Subida ao inferno


Eu estava desorientado. Caminhei, sem atravessar portões, pelo perímetro do local que, a mim, era pouco familiar. Só havia uma entrada aberta. Olhei meus arredores: não se achegavam pessoas conhecidas. Por um momento, pensei ter avistado uma amiga, mas não se passara de um vulto qualquer.

Decidido, atravessei o portão, que por sua vez já se encontrava descerrado. Tudo estava deserto. Placas indicaram-me o caminho que eu deveria seguir – nelas, exibiam-se negras setas. Após um pouco andar, deparei-me com escadas – que ascendiam. Pensei, por certo, que algo sublime estaria prestes a acontecer.

No fim dos degraus, jazia uma porta fechada. Alguns humanos esperavam, como eu, externamente. A porta oferecia pouca resistência ao som; eu ouvia gritos e risadas oriundas de seu outro lado. Passei a escutá-los com atenção. A maioria eram frutos de ordens: “Quando eu liberar a entrada, escondam-se!”.

A porta abriu-se levemente. Saiu uma mulher de dentro. Vestia preto. Levava alguns nomes consigo. Voltei meu olhar para minhas mãos e vi que nelas eu trazia uma oferta. Sem longos diálogos, entreguei-a à moça, que sorriu e guardou-a ao seu lado. Olhei para trás. Reconheci alguns amigos. O que estariam fazendo ali? Estavam ainda na escada, em altura menor que a minha. Acenei a eles.

Percebi, então, que já se formava enorme fila na escadaria que subi. Ia do primeiro degrau ao último, de modo que eu não conseguia enxergar quem estava em seu “miolo”. Eu, ruim em estimativas, estava incerto de quantas pessoas ali estavam; contudo, verifiquei que eram muitas.

Enfim, um homem barbudo espiou através de uma fresta e disse à mulher que liberasse a entrada. A porta foi aberta. Fui o primeiro a entrar. No outro plano, deparei-me com um local escuro e silencioso, voltado para um tablado ornado de modo a incutir medo e assombro.

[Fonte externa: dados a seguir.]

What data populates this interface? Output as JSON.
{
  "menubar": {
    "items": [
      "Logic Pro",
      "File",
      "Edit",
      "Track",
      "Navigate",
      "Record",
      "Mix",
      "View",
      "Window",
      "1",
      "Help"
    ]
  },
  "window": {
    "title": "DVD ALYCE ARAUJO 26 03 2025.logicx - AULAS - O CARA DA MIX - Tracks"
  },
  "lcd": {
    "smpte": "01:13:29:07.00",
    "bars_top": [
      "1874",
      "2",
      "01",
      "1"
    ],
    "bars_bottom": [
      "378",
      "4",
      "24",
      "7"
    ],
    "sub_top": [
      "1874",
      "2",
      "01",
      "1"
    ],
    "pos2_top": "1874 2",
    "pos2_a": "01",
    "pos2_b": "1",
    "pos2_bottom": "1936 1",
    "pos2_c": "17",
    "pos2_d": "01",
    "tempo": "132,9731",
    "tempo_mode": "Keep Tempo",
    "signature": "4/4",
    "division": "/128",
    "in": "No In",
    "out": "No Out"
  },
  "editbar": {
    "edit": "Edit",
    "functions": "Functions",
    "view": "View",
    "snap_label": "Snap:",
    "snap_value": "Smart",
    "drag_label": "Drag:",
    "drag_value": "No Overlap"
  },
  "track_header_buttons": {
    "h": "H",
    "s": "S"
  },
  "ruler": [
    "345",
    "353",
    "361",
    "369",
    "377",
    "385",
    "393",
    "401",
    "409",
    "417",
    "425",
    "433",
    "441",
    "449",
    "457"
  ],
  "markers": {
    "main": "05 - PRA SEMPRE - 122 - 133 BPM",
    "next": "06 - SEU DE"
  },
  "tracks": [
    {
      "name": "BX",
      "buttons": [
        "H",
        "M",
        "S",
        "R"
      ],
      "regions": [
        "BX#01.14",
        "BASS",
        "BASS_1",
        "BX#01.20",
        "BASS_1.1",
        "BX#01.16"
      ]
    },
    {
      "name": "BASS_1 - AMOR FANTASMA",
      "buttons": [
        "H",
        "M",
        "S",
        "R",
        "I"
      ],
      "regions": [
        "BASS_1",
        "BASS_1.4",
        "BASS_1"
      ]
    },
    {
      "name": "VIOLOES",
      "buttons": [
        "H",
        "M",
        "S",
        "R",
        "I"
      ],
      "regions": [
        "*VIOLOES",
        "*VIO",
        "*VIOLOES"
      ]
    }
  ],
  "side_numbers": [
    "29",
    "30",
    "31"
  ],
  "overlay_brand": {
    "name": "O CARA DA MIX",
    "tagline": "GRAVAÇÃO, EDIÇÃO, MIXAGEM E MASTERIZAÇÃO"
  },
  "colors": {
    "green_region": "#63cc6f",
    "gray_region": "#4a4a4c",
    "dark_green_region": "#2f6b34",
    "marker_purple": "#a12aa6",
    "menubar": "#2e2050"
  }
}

Imóvel e próxima ao tablado, uma mulher de muitas vivências estava sentada. Aparentemente, fitava-o de maneira hipnotizada, pois permanecia sem quaisquer respostas ao movimento de pessoas a adentrarem ruidosamente o sombrio recinto. Em passos leves, resolvi aproximar-me. Reconheci-a. Era minha amiga Consuelo; abracei-a e sentei-me ao seu lado. Todos tomaram assento. Algo grande estava prestes a acontecer.

De forma repentina, um demônio começou a causar alvoroço no ambiente; surgira ninguém sabe de onde, e pôs-se a saltar do corpo de uma pessoa à outra. Por fim, subiu ao tablado. Veio, então, o próprio diabo, com chifres e pele suada. Estava furioso, mas com grandes expectativas de que muitas almas embarcassem com ele para o inferno. Estremeci.

Esta crônica é um relato de minha ida à peça teatral Auto da barca do inferno, encenada pelo grupo Primeiro Ato em quinze de setembro de dois mil e dezenove, no colégio Marista, em Patos de Minas. Os amigos que encontrei nas escadas foram Daniela, Renata, Márcia e Érick. Até o presente momento em que escrevo, informo que nenhum de nós pretende embarcar em viagem infernal.